Сейчас я уже выздоровел. Рот сидит один у себя в квартире и смотрит в окно на дома. Почти стемнело. Он очень настойчиво осознает свое одиночество, вампир, нет покоя, он вплетен в родство с тишиной, заполняющей комнату. Стены и вещи невозмутимы и самодовольны, абсолютно самодостаточны и независимы от него, а небо и облака снаружи — они тоже никак не спасут. Небо — дом, оно ничем не поможет. Лучше провести жизнь, падая сквозь небеса, чем сквозь соляную кислоту. Если бы только он мог «забыть» о падении и насладиться прогулкой. Он начинает разговаривать с комнатой. Слушай, стена, я тебя люблю. Я знаю, я скучный и неприятный псих, но это пройдет. Я закрываю глаза и компонуюсь с креслом, потом открываю глаза из кресла. У нас действительно много общего. Я — стена. Дорогая стена, как целая цивилизация. Стена — это звук. Стена пристально смотрит. Такая бедная жизнь. Я — запоздалый ребенок. Отсталый в развитии. Лежу здесь один… моя соседка по комнате — стена, мой лоб. Я люблю тебя, я с тобой. Мы пойдем в город, где я смогу за тобой присмотреть. Когда я вхожу в эту комнату, между нами всегда — расстояние. Расстояния нет. Мы с тобой вместе пройдем по улицам. Какой-то мужчина толкает лодку из дока, когда мы проходим мимо. Мужчина подходит к нам и говорит, привет. «Привет», — отвечаю я. Падаю в обморок на асфальт, изнуренный любовью к тебе. Мне вызывают скорую. Рот лежит на асфальте в экстатическом трансе. Вокруг собралась небольшая толпа. Рот выглядит очень счастливым, глаза у него закрыты.

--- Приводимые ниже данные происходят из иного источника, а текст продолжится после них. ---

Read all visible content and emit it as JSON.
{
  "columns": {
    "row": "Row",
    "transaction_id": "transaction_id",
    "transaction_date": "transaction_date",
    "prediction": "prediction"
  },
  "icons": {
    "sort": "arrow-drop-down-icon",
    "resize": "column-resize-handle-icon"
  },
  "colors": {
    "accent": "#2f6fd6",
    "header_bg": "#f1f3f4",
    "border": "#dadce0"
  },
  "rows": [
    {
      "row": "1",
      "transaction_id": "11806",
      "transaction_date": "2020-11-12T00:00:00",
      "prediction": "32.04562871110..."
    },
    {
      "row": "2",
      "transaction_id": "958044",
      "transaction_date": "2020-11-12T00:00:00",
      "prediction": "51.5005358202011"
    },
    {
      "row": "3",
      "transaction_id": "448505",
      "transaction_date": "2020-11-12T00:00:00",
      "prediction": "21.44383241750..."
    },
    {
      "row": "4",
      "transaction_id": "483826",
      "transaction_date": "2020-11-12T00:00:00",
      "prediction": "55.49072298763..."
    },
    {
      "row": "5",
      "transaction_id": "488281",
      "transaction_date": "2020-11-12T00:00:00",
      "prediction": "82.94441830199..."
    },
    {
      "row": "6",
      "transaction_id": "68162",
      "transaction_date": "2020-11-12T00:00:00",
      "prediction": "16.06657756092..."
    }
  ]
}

— Он тут упал, потерял сознание, но я на него посмотрел, и он улыбался.
— Надыть рассказать Марте.
— С ним все нормально?
— Эй, что происходит?
— Смотрите, чтобы он язык себе не откусил.
— Да вроде бы с ним все в порядке.
— Что тут такое?
— Вроде бы он говорит «стена».
— Кстати, ты видел «Манчжурского кандидата»?
— Я так и думал, что что-то такое случится.
— Нет.
— Он целует свои руки.
— Ему надо в больницу.
— Абарата катуна агр злузабор.
Рот медленно поднимается на ноги, пошатываясь, как пьяный.
— О, моя стена.
— Ты слышал?
— Он пьяный.
— Эй… это же тот самый парень, я его видел однажды, в такой футболке с надписью «Убейте меня, пожалуйста».
— Он просто пьяный.
— У него кровь.
— С ним все в порядке.
— Эй, хочешь пива?
— От него вроде не пахнет.
— Надо было поставить машину, чтобы нормально послушать радио.
— Он сказал мне «привет», и он был трезвый.
— Слушай, Джени, у тебя печка работает?
— Ты слышал, как он сказал: «Спасибо тебе, стена»?
— Стена? Это который из Ессо?
— И че ты думаешь?
— Все равно он уже ушел.
— Это поколение с его отравленной слюной.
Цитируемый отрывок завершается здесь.